Неожиданно Райс увидел Кейтона.
Сам Энселм оказался в этом хранилище крепких вин случайно, заинтересовавшись вывеской, и, войдя, ощутил себя порабощённым густым винным запахом. Он любовался шеренгой портвейнов — на вкус терпких или мягких, на цвет бордовых или малиновых, хвалящихся перечислением своих достоинств: «old port, light delicate», «cockburn» s very fine, «magnificent old Regina». В углу теснились бутылки с различными типами марочного испанского хереса, то приобретавшим цвет топаза, то становившимся бесцветным или дымчатым, сухим или сладким: «san lucar», «pasto», «pale dry», «oloroso», «amontilla»… Захотелось выпить.
Потом увидел на верхней полке пузатую тёмно-зелёную бутылку бенедиктина, форма которой настраивала его на мелодию томную и смутно-мистическую… Она напоминала ему нечто средневековое своим монастырским брюшком, пергаментным капюшоном и красным восковым гербом с тремя серебряными митрами на синем поле. Горлышко, запечатанное, как папская булла, свинцовой печатью, манило припасть к нему губами и упиться амброзией шафранного цвета, от коей исходило благоухание иссопа и дягиля, слегка приправленное йодом, бромом и мятной сладостью морских водорослей, а пожелтевшая от времени этикетка, на латыни звучно гласившая: «Liquor Monachorum Benedictinorum Abbatiae Fiscanensis», очаровала его…
Он заказал его. С виду букет был чистым, девственным, невинным, однако обжигал губы спиртовым пламенем, и легкая капля порочности, смешиваясь с неповрежденным благочестием, томила нёбо. Он, в легком опьянении, представил себе бенедиктинцев из аббатства Фекана. Кейтон хотел думать, что они и ныне, точно в средние века, выращивают лекарственные травы, следят за бульканьем настоев в причудливых ретортах и получают в своих колбах чудодейственные эликсиры…
Теперь, облокотившись на столик, Кейтон дегустировал стакан амонтильядо, но ощутил, что в этом сухом белом вине вдруг исчезла мягкая и душистая сладость и проступила мучительная, болезненная пряность. Потом подумал, что глупо пробовать сухое вино после ликёра — нёбо уже пропиталось элексиром Феканы и не чувствовало ничего иного… Но третий глоток принес с собой постижение вкуса, оно проступило сладкой истомой и напряжением плоти….
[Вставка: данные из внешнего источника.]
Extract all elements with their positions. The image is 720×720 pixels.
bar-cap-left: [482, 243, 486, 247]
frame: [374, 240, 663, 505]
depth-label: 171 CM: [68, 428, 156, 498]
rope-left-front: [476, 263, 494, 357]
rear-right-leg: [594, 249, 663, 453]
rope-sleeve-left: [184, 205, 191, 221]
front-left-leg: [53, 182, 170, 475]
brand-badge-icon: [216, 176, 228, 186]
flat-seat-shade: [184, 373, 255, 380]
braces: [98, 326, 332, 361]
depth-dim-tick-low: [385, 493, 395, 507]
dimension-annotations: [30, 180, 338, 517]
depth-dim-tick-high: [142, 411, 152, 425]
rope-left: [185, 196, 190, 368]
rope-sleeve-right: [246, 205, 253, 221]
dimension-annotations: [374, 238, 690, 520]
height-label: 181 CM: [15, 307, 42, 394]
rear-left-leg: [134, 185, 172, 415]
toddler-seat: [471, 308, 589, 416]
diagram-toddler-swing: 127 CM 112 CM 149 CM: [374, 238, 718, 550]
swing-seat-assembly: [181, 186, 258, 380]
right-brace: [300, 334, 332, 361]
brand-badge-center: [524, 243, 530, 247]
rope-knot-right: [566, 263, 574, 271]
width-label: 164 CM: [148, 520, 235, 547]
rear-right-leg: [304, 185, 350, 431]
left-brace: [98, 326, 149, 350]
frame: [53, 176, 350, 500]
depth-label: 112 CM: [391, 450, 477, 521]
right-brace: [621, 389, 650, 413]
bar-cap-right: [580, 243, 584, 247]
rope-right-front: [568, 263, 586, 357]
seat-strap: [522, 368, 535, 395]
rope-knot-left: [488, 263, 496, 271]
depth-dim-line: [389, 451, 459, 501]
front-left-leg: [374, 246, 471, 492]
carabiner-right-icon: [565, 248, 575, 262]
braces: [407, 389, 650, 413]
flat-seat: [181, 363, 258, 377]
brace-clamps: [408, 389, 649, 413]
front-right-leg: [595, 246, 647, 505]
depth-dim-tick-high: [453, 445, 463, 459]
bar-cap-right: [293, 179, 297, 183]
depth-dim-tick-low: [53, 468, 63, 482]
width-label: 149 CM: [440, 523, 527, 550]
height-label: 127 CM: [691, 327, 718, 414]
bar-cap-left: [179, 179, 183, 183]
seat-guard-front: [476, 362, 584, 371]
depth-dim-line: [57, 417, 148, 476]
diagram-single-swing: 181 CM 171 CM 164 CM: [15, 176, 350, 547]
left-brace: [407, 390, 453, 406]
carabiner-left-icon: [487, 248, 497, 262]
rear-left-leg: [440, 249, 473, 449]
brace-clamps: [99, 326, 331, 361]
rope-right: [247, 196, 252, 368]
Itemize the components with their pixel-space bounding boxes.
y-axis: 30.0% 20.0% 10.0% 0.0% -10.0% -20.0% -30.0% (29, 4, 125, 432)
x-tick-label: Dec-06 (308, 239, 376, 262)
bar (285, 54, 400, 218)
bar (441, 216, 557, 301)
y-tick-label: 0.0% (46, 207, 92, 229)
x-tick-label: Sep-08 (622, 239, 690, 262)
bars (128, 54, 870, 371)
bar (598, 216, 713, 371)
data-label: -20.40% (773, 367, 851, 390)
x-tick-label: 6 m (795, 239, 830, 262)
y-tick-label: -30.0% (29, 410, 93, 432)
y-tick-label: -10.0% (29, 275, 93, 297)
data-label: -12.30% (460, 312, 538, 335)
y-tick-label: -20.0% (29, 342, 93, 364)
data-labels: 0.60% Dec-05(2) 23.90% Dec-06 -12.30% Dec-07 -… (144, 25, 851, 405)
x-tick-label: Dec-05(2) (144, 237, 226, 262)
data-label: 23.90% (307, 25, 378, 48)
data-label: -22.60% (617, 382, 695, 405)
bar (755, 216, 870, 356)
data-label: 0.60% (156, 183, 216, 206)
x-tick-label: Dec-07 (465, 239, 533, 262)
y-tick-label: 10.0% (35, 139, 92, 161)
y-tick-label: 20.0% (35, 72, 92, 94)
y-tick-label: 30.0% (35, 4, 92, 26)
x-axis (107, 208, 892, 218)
Он представлял, словно он в Греции, и даже нарисовал себе мысленно одежды из багряного шелка и лавровый винок на голову. Двоящимся взглядом смотрел на винные бочонки и видел, как из давильных жерновов, из разверзнутых недр, хлещет пенною бурей золотистый первенец Цереры… Вакховой мерою, дерзостной, безмерною, в кратеры пантикапейские в колхидские пелики лилось и пенилось вино фалернское… Перед глазами плыла бархатистая нежность руки арфистки, жажда губ раскаленных томила льдистой прохладой, в танце исступленных менад проступала какая-то непостижимая пьяная истина… Потом в апулийские псиктеры, в канфары гнафийские струилось искристое вино ситтийское…Ладони его ласкал плод лозы розовой, землистой осыпи, роскошь венценосная опаловой россыпи, небесной амброзии росная свежесть, — он был сейчас Цезарем, наблюдавшим, как в ритоны родосские, в лаконские гидрии стекало гибельное вино хиосское…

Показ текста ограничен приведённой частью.